Developer of RADAR and Loran dies

Oone of the principal developers of radar during World War II, and later of loran, died in late October. Professor of physics at MIT for 41 years, Albert G. Hill was one of the most influential members of the Radiation Laboratory, known as Radlab, which was established by Franklin Roosevelt in WWII to develop radar for the war effort.

“Al Hill was one of the early members of the laboratory right from the earliest days of the first year,” said Lou Smullen, a colleague of Hill during the war and also a professor emeritus of physics at MIT. “He had a very great talent for encouraging people and played an important part in keeping all the different groups going.”

Before the war the Navy was working with long waves, according to Professor Smullen, which could only be used from land stations because of the tremendous size of the antennas. Radlab set up groups to develop radar with short waves for use on ships and airplanes.
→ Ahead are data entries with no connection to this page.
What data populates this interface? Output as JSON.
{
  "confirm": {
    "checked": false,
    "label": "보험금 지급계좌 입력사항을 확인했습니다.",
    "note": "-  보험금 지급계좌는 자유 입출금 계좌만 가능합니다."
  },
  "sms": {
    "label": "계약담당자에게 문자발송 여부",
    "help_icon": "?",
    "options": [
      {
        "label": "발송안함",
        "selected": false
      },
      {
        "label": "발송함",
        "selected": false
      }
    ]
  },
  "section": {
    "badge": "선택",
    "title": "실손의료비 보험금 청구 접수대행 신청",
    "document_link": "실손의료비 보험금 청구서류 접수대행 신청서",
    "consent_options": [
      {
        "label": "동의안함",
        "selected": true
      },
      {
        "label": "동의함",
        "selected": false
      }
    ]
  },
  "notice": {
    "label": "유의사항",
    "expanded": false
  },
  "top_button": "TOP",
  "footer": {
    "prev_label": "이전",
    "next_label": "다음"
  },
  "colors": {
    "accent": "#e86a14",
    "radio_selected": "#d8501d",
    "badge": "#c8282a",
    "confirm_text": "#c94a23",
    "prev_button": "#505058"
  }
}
This approach was aided when British researchers developed the magnetron, a device for generating the necessary microwave signals.

In the early 1950s Hill become director of Lincoln Laboratory at MIT and oversaw the development of the Distant Early Warning (DEW) line of radar stations from Alaska to Greenland, designed to detect an attack by Soviet bombers. He was also founding chairman of the Charles Stark Draper Laboratory, which developed the gyroscopes and inertial guidance systems used by Apollo 11 for its lunar mission in 1969.